Deadlock Avoidance and Combinational Balancing for High-Level Synthesis

David Greaves
University of Cambridge
Computer Laboratory

David.Greaves@cl.cam.ac.uk
Abstract

The Bluespec and Kiwi tool chains project systems of communicating processes into hardware circuits. When a number of processes are composed, two problems commonly arise at the system level: deadlock and excessive combinational delay. Both problems are emergent as the system grows and are best solved using a global pass of the whole assembly, rather than by systematic modification to components before composition.
Talk Overview

➲ Design expression using concurrent languages is encouraged.

➲ Syntax-driven, one action per clock cycle? Too crude, too many registers.

➲ We need automatic heuristic-based retiming/pipeline generation.

➲ This talk: Outline of an approach being implemented in Kiwi compiler but generally suitable.
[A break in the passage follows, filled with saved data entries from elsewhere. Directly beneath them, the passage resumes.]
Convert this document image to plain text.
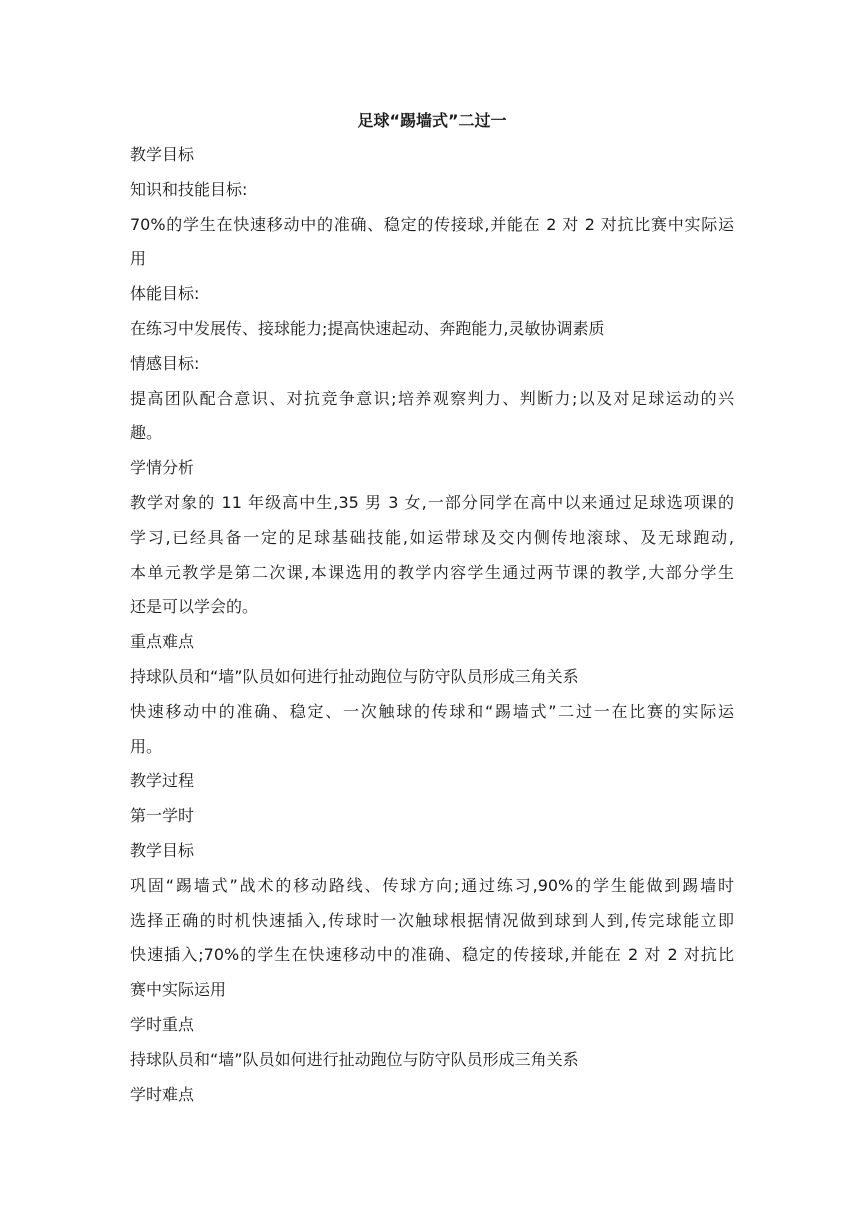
足球“踢墙式”二过一

教学目标

知识和技能目标:

70%的学生在快速移动中的准确、稳定的传接球,并能在 2 对 2 对抗比赛中实际运
用

体能目标:

在练习中发展传、接球能力;提高快速起动、奔跑能力,灵敏协调素质

情感目标:

提高团队配合意识、对抗竞争意识;培养观察判力、判断力;以及对足球运动的兴
趣。

学情分析

教学对象的 11 年级高中生,35 男 3 女,一部分同学在高中以来通过足球选项课的
学习,已经具备一定的足球基础技能,如运带球及交内侧传地滚球、及无球跑动,
本单元教学是第二次课,本课选用的教学内容学生通过两节课的教学,大部分学生
还是可以学会的。

重点难点

持球队员和“墙”队员如何进行扯动跑位与防守队员形成三角关系

快速移动中的准确、稳定、一次触球的传球和“踢墙式”二过一在比赛的实际运
用。

教学过程

第一学时

教学目标

巩固“踢墙式”战术的移动路线、传球方向;通过练习,90%的学生能做到踢墙时
选择正确的时机快速插入,传球时一次触球根据情况做到球到人到,传完球能立即
快速插入;70%的学生在快速移动中的准确、稳定的传接球,并能在 2 对 2 对抗比
赛中实际运用

学时重点

持球队员和“墙”队员如何进行扯动跑位与防守队员形成三角关系

学时难点
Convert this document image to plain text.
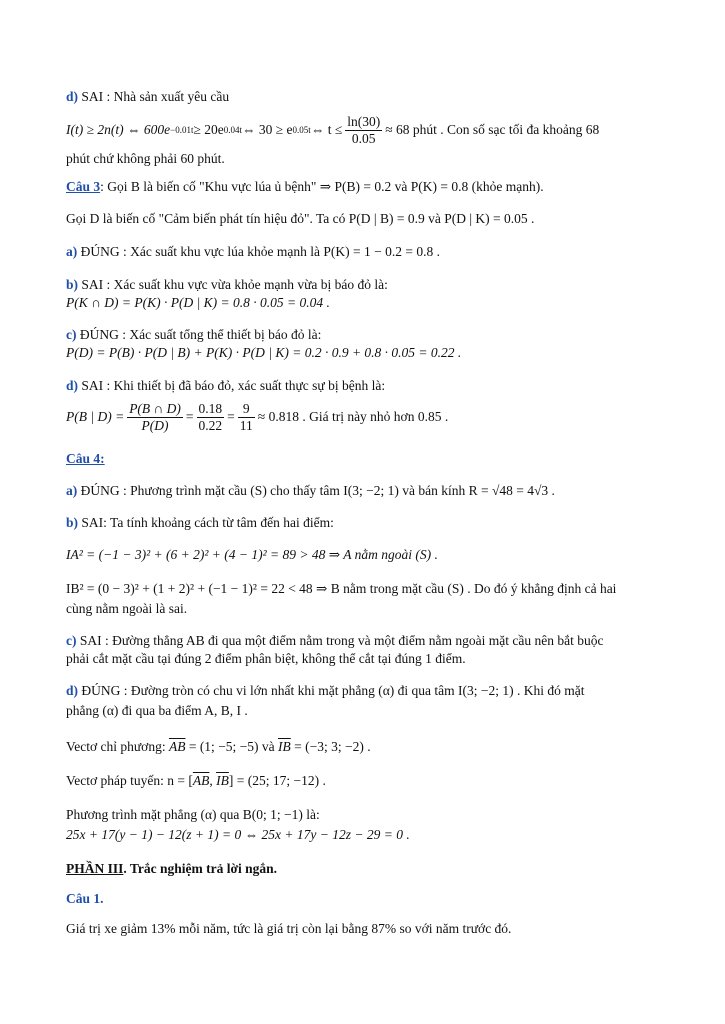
d) SAI : Nhà sản xuất yêu cầu
I(t) ≥ 2n(t) ⇔ 600e −0.01t ≥ 20e 0.04t ⇔ 30 ≥ e 0.05t ⇔ $t \le \frac{\ln(30)}{0.05} \approx 68$ phút . Con số sạc tối đa khoảng 68
phút chứ không phải 60 phút.
Câu 3: Gọi B là biến cố "Khu vực lúa ủ bệnh" ⇒ P(B) = 0.2 và P(K) = 0.8 (khỏe mạnh).
Gọi D là biến cố "Cảm biến phát tín hiệu đỏ". Ta có P(D | B) = 0.9 và P(D | K) = 0.05 .
a) ĐÚNG : Xác suất khu vực lúa khỏe mạnh là P(K) = 1 − 0.2 = 0.8 .
b) SAI : Xác suất khu vực vừa khỏe mạnh vừa bị báo đỏ là:
P(K ∩ D) = P(K) · P(D | K) = 0.8 · 0.05 = 0.04 .
c) ĐÚNG : Xác suất tổng thể thiết bị báo đỏ là:
P(D) = P(B) · P(D | B) + P(K) · P(D | K) = 0.2 · 0.9 + 0.8 · 0.05 = 0.22 .
d) SAI : Khi thiết bị đã báo đỏ, xác suất thực sự bị bệnh là:
P(B | $D) = \frac{P(B \cap D)}{P(D)} = \frac{0.18}{0.22} = \frac{9}{11} \approx 0.818$ . Giá trị này nhỏ hơn 0.85 .
Câu 4:
a) ĐÚNG : Phương trình mặt cầu (S) cho thấy tâm I(3; −2; 1) và bán kính R = √48 = 4√3 .
b) SAI: Ta tính khoảng cách từ tâm đến hai điểm:
IA² = (−1 − 3)² + (6 + 2)² + (4 − 1)² = 89 > 48 ⇒ A nằm ngoài (S) .
IB² = (0 − 3)² + (1 + 2)² + (−1 − 1)² = 22 < 48 ⇒ B nằm trong mặt cầu (S) . Do đó ý khẳng định cả hai
cùng nằm ngoài là sai.
c) SAI : Đường thẳng AB đi qua một điểm nằm trong và một điểm nằm ngoài mặt cầu nên bắt buộc
phải cắt mặt cầu tại đúng 2 điểm phân biệt, không thể cắt tại đúng 1 điểm.
d) ĐÚNG : Đường tròn có chu vi lớn nhất khi mặt phẳng (α) đi qua tâm I(3; −2; 1) . Khi đó mặt
phẳng (α) đi qua ba điểm A, B, I .
Vectơ chỉ phương: $\overline{AB} = (1$; −5; −5) và $\overline{IB} = (-3$; 3; −2) .
Vectơ pháp tuyến: $n = [\overline{AB}$, $\overline{IB}] = (25$; 17; −12) .
Phương trình mặt phẳng (α) qua B(0; 1; −1) là:
25x + 17(y − 1) − 12(z + 1) = 0 ⇔ 25x + 17y − 12z − 29 = 0 .
PHẦN III. Trắc nghiệm trả lời ngắn.
Câu 1.
Giá trị xe giảm 13% mỗi năm, tức là giá trị còn lại bằng 87% so với năm trước đó.
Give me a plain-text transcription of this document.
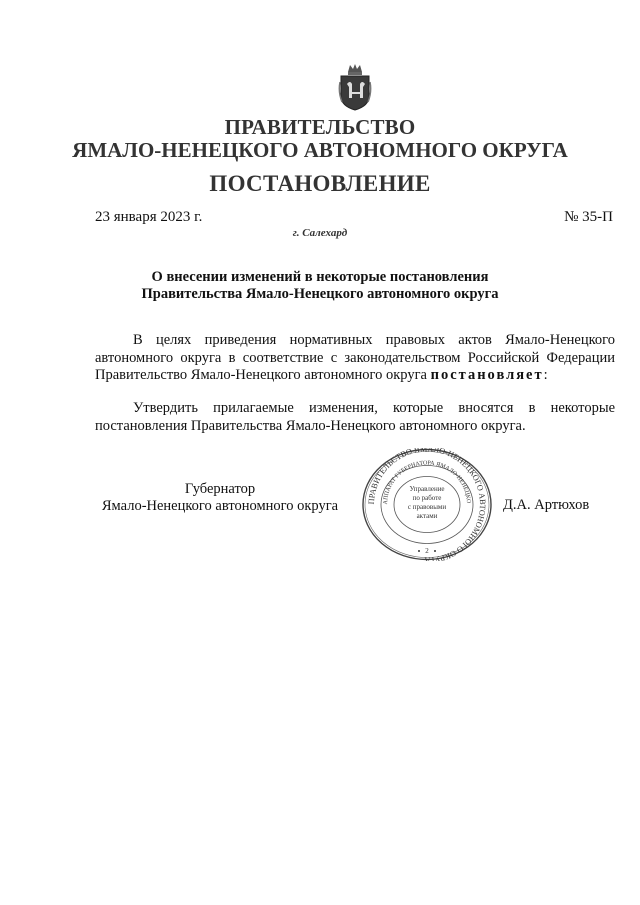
ПРАВИТЕЛЬСТВО
ЯМАЛО-НЕНЕЦКОГО АВТОНОМНОГО ОКРУГА
ПОСТАНОВЛЕНИЕ
23 января 2023 г.	№ 35-П
г. Салехард
О внесении изменений в некоторые постановления
Правительства Ямало-Ненецкого автономного округа
В целях приведения нормативных правовых актов Ямало-Ненецкого автономного округа в соответствие с законодательством Российской Федерации Правительство Ямало-Ненецкого автономного округа постановляет:
Утвердить прилагаемые изменения, которые вносятся в некоторые постановления Правительства Ямало-Ненецкого автономного округа.
Губернатор
Ямало-Ненецкого автономного округа	Д.А. Артюхов
ПРАВИТЕЛЬСТВО ЯМАЛО-НЕНЕЦКОГО АВТОНОМНОГО ОКРУГА
АППАРАТ ГУБЕРНАТОРА ЯМАЛО-НЕНЕЦКО
Управление
по работе
с правовыми
актами
2
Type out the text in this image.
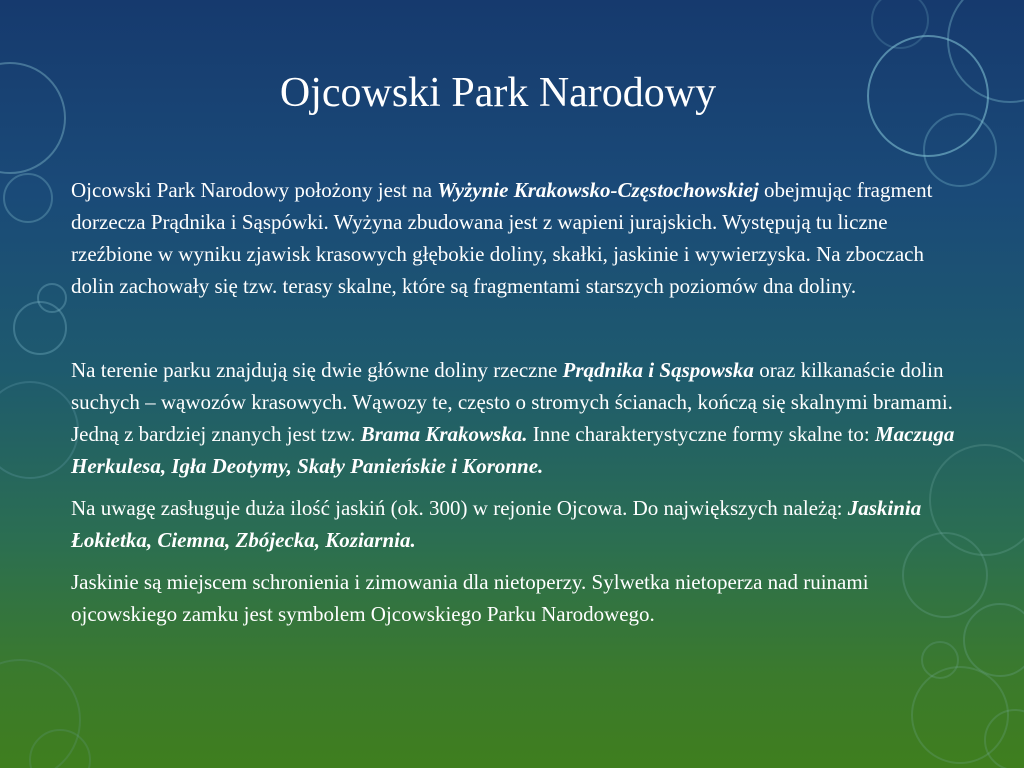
Ojcowski Park Narodowy

Ojcowski Park Narodowy położony jest na Wyżynie Krakowsko-Częstochowskiej obejmując fragment dorzecza Prądnika i Sąspówki. Wyżyna zbudowana jest z wapieni jurajskich. Występują tu liczne rzeźbione w wyniku zjawisk krasowych głębokie doliny, skałki, jaskinie i wywierzyska. Na zboczach dolin zachowały się tzw. terasy skalne, które są fragmentami starszych poziomów dna doliny.

Na terenie parku znajdują się dwie główne doliny rzeczne Prądnika i Sąspowska oraz kilkanaście dolin suchych – wąwozów krasowych. Wąwozy te, często o stromych ścianach, kończą się skalnymi bramami. Jedną z bardziej znanych jest tzw. Brama Krakowska. Inne charakterystyczne formy skalne to: Maczuga Herkulesa, Igła Deotymy, Skały Panieńskie i Koronne.

Na uwagę zasługuje duża ilość jaskiń (ok. 300) w rejonie Ojcowa. Do największych należą: Jaskinia Łokietka, Ciemna, Zbójecka, Koziarnia.

Jaskinie są miejscem schronienia i zimowania dla nietoperzy. Sylwetka nietoperza nad ruinami ojcowskiego zamku jest symbolem Ojcowskiego Parku Narodowego.
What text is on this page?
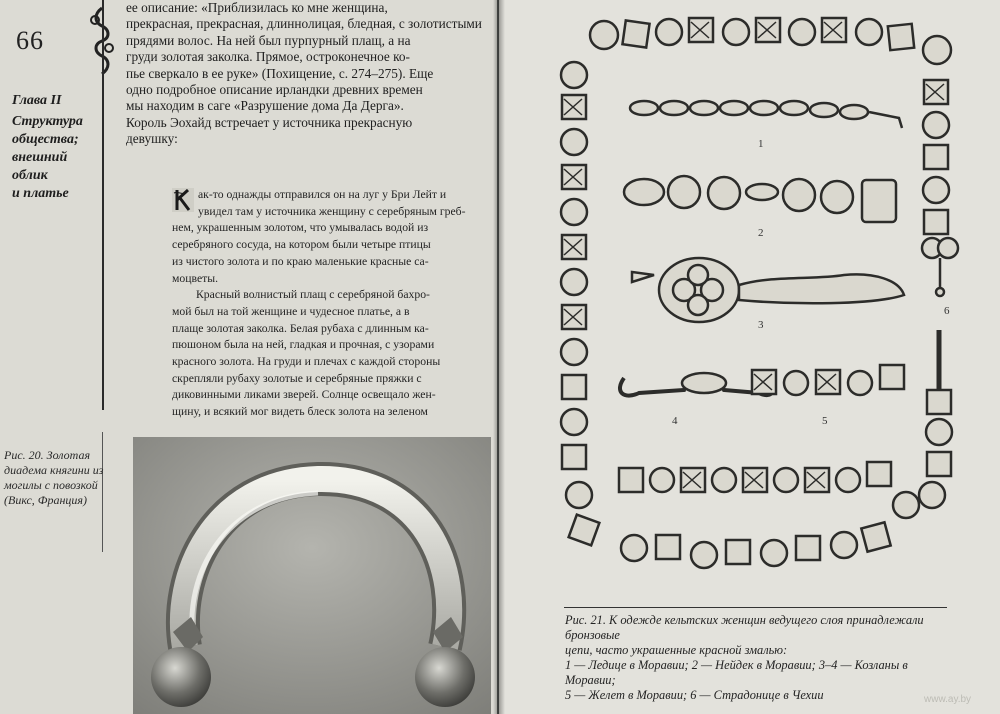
66
Глава II
Структура
общества;
внешний
облик
и платье

ее описание: «Приблизилась ко мне женщина,

прекрасная, прекрасная, длиннолицая, бледная, с золотистыми

прядями волос. На ней был пурпурный плащ, а на

груди золотая заколка. Прямое, остроконечное ко-

пье сверкало в ее руке» (Похищение, с. 274–275). Еще

одно подробное описание ирландки древних времен

мы находим в саге «Разрушение дома Да Дерга».

Король Эохайд встречает у источника прекрасную

девушку:

ак-то однажды отправился он на луг у Бри Лейт и

увидел там у источника женщину с серебряным греб-

нем, украшенным золотом, что умывалась водой из

серебряного сосуда, на котором были четыре птицы

из чистого золота и по краю маленькие красные са-

моцветы.

Красный волнистый плащ с серебряной бахро-

мой был на той женщине и чудесное платье, а в

плаще золотая заколка. Белая рубаха с длинным ка-

пюшоном была на ней, гладкая и прочная, с узорами

красного золота. На груди и плечах с каждой стороны

скрепляли рубаху золотые и серебряные пряжки с

диковинными ликами зверей. Солнце освещало жен-

щину, и всякий мог видеть блеск золота на зеленом

Рис. 20. Золотая диадема княгини из могилы с повозкой (Викс, Франция)
1
2
3
4	5
6

Рис. 21. К одежде кельтских женщин ведущего слоя принадлежали бронзовые

цепи, часто украшенные красной змалью:

1 — Ледице в Моравии; 2 — Нейдек в Моравии; 3–4 — Козланы в Моравии;

5 — Желет в Моравии; 6 — Страдонице в Чехии	www.ay.by
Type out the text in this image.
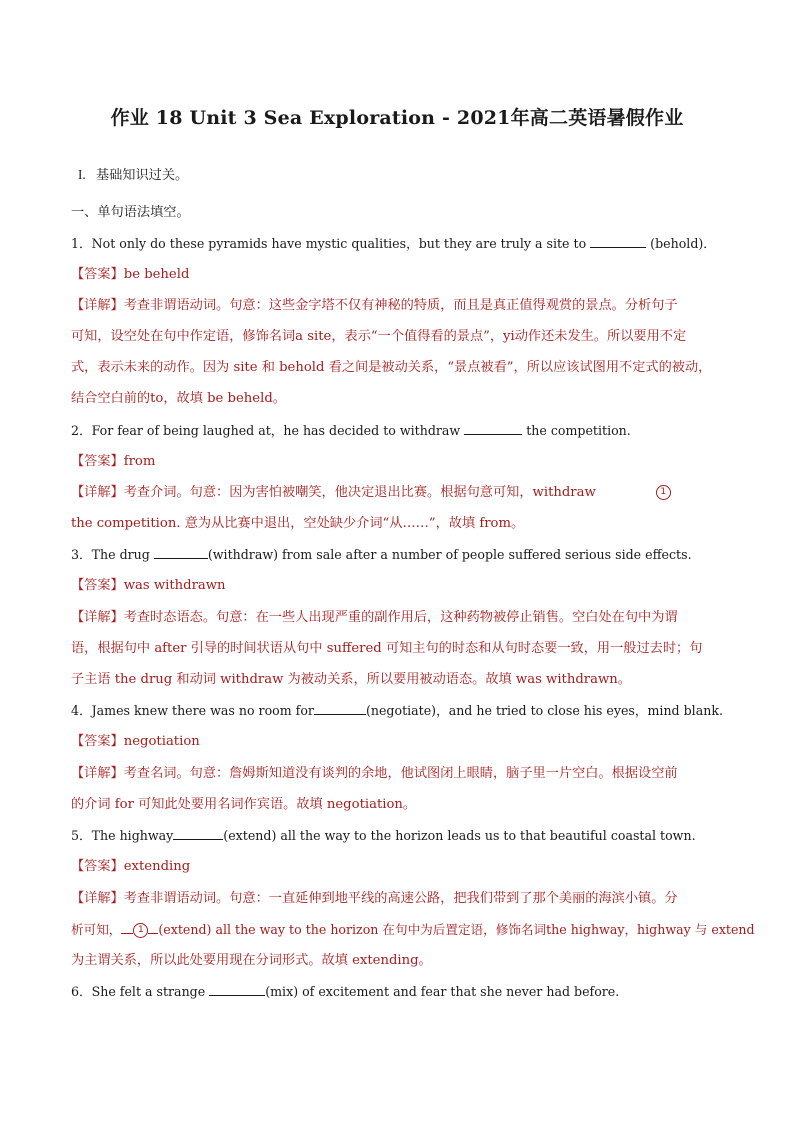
作业 18 Unit 3 Sea Exploration - 2021年高二英语暑假作业
I. 基础知识过关。
一、单句语法填空。
1．Not only do these pyramids have mystic qualities，but they are truly a site to	(behold)．
【答案】be beheld
【详解】考查非谓语动词。句意：这些金字塔不仅有神秘的特质，而且是真正值得观赏的景点。分析句子
可知，设空处在句中作定语，修饰名词a site，表示“一个值得看的景点”，yi动作还未发生。所以要用不定
式，表示未来的动作。因为 site 和 behold 看之间是被动关系，“景点被看”，所以应该试图用不定式的被动，
结合空白前的to，故填 be beheld。
2．For fear of being laughed at，he has decided to withdraw	the competition.
【答案】from
【详解】考查介词。句意：因为害怕被嘲笑，他决定退出比赛。根据句意可知，withdraw	1
the competition. 意为从比赛中退出，空处缺少介词“从……”，故填 from。
3．The drug	(withdraw) from sale after a number of people suffered serious side effects.
【答案】was withdrawn
【详解】考查时态语态。句意：在一些人出现严重的副作用后，这种药物被停止销售。空白处在句中为谓
语，根据句中 after 引导的时间状语从句中 suffered 可知主句的时态和从句时态要一致，用一般过去时；句
子主语 the drug 和动词 withdraw 为被动关系，所以要用被动语态。故填 was withdrawn。
4．James knew there was no room for	(negotiate)，and he tried to close his eyes，mind blank.
【答案】negotiation
【详解】考查名词。句意：詹姆斯知道没有谈判的余地，他试图闭上眼睛，脑子里一片空白。根据设空前
的介词 for 可知此处要用名词作宾语。故填 negotiation。
5．The highway	(extend) all the way to the horizon leads us to that beautiful coastal town.
【答案】extending
【详解】考查非谓语动词。句意：一直延伸到地平线的高速公路，把我们带到了那个美丽的海滨小镇。分
析可知， 1 (extend) all the way to the horizon 在句中为后置定语，修饰名词the highway，highway 与 extend
为主谓关系，所以此处要用现在分词形式。故填 extending。
6．She felt a strange	(mix) of excitement and fear that she never had before.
NEED TO AVOID DEAD-LOCK.
As we schedule more operations in one clock cycle, combinational delay in the guards builds up.

It is counter-intuitive to insert manual pipelining instructions at the appropriate granularity in such high-level source code.
Previous Work / State of Art?

DATE 2010: “Automatic Pipelining from Transactional Datapath Specifications” By Nurvitadhi, Hoe, Kam and Lu.

- Automatic generation of scoreboards and forwarding but manual allocation of logic to pipeline stages.

Memocode 2011: “Controller Synthesis for Pipelined Circuits Using Uninterpreted Functions” by Georg Hofferek and Roderick Bloem:

- Builds BDDs for the system but then does not use these to check for liveness.

Bluespec System Verilog Compiler (BSV):

- Designer explicitly instantiates various FIFO stages with appropriate balance of combinational and sequential paths.
Kiwi HLS Approach

➲ Use the .net library concurrency primitives

➲ Below a certain level, replace implementations with our own hardware alternatives

➲ This is ultimately a shared-variable model with exclusion locks.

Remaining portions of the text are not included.